On average, yes, in correlational terms. Weekly attendance is associated with about a 29% lower likelihood of later depression across three US cohorts (Chen, Kim, and VanderWeele, 2020), and congregational friendships track with higher life satisfaction (Lim and Putnam, 2010). These are associations from observational studies, not proof of cause.

Sources

  • American Institute of CPAs, 2021. Relationship Intimacy Being Crushed by Financial Tension. The Harris Poll for AICPA. Established survey program.
  • American Psychiatric Association, 2024. American Adults Express Increasing Anxiousness in Annual Poll. Healthy Minds Monthly, Morning Consult. Established survey program.
  • American Psychological Association, 2023. Stress in America 2023: A Nation Recovering from Collective Trauma. The Harris Poll for APA. Established survey program.
  • American Psychological Association, 2024. Stress in America 2024: A Nation in Political Turmoil. The Harris Poll for APA. Established survey program.
  • American Psychological Association, 2025. Stress in America 2025: A Crisis of Connection. The Harris Poll for APA. Established survey program.

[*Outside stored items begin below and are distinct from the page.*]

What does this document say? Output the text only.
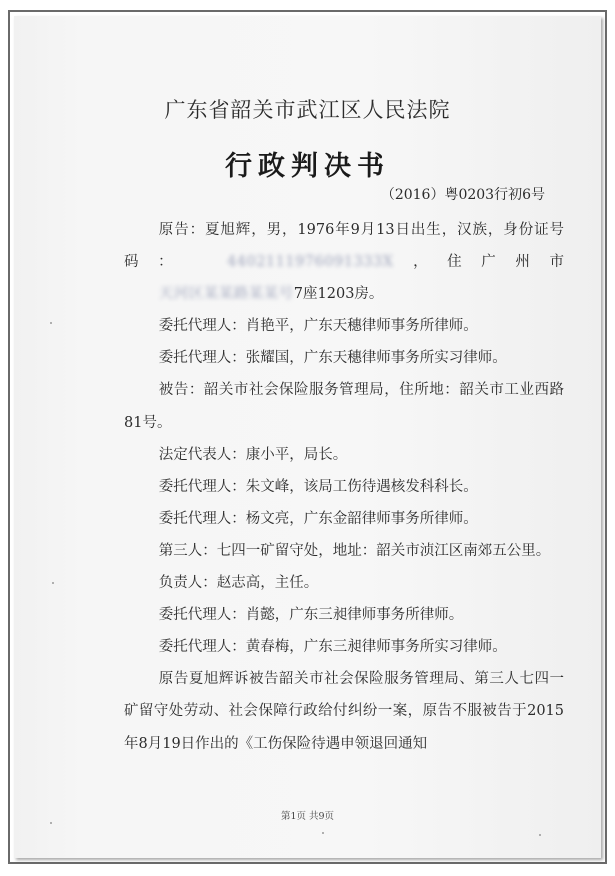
广东省韶关市武江区人民法院
行政判决书
（2016）粤0203行初6号

原告：夏旭辉，男，1976年9月13日出生，汉族，身份证号码： 4402111976091333X，住广州市天河区某某路某某号7座1203房。

委托代理人：肖艳平，广东天穗律师事务所律师。

委托代理人：张耀国，广东天穗律师事务所实习律师。

被告：韶关市社会保险服务管理局，住所地：韶关市工业西路81号。

法定代表人：康小平，局长。

委托代理人：朱文峰，该局工伤待遇核发科科长。

委托代理人：杨文亮，广东金韶律师事务所律师。

第三人：七四一矿留守处，地址：韶关市浈江区南郊五公里。

负责人：赵志高，主任。

委托代理人：肖懿，广东三昶律师事务所律师。

委托代理人：黄春梅，广东三昶律师事务所实习律师。

原告夏旭辉诉被告韶关市社会保险服务管理局、第三人七四一矿留守处劳动、社会保障行政给付纠纷一案，原告不服被告于2015年8月19日作出的《工伤保险待遇申领退回通知

第1页 共9页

  • American Psychological Association, 2022. Media Overload Is Hurting Our Mental Health. APA Monitor on Psychology. Established survey program.
  • Bankrate, 2025. Money and Mental Health Survey. SSRS for Bankrate. Established survey program.
  • Chen, Y., Kim, E. S., and VanderWeele, T. J., 2020. Religious-service attendance and subsequent health and well-being throughout adulthood. International Journal of Epidemiology, 49(6), 2030 to 2040. DOI 10.1093/ije/dyaa120. Peer-reviewed.
  • Gallup, 2022. The Economic Cost of Poor Employee Mental Health. Gallup Workplace. Established survey program.
  • Gallup, 2024. US Daily Stress at Record High; Americans Sleeping Less, More Stressed. Gallup News. Established survey program.
  • Ipsos, 2024. Money Fights: One in Three Partnered Americans Identify Money as a Source of Conflict. Ipsos for BMO. Established survey program.
  • Lim, C., and Putnam, R. D., 2010. Religion, Social Networks, and Life Satisfaction. American Sociological Review, 75(6), 914 to 933. DOI 10.1177/0003122410386686. Peer-reviewed.
  • National Center for Health Statistics (Terlizzi, E. P., and Villarroel, M. A.), 2024. Symptoms of Anxiety and Depression Among Adults: United States, 2019 and 2022. National Health Statistics Reports No. 213. Official statistic.
  • National Institute of Mental Health, 2023. Any Anxiety Disorder. NIMH Mental Health Statistics. Official statistic.
  • Pew Research Center, 2024. More Than Half of Americans Are Following Election News Closely, and Many Are Already Worn Out. Pew Research Center. Research institute.
  • Rote, S., Hill, T. D., and Ellison, C. G., 2012. Religious Attendance and Loneliness in Later Life. The Gerontologist, 53(1), 39 to 50. DOI 10.1093/geront/gns063. Peer-reviewed.
  • Smith, T. B., McCullough, M. E., and Poll, J., 2003. Religiousness and Depression. Psychological Bulletin, 129(4), 614 to 636. DOI 10.1037/0033-2909.129.4.614. Peer-reviewed.
  • US Surgeon General, 2023. Social Media and Youth Mental Health: The US Surgeon General’s Advisory. US Department of Health and Human Services. Government data.
  • US Surgeon General, 2024. Parents Under Pressure: The US Surgeon General’s Advisory on the Mental Health and Well-Being of Parents. US Department of Health and Human Services. Government data.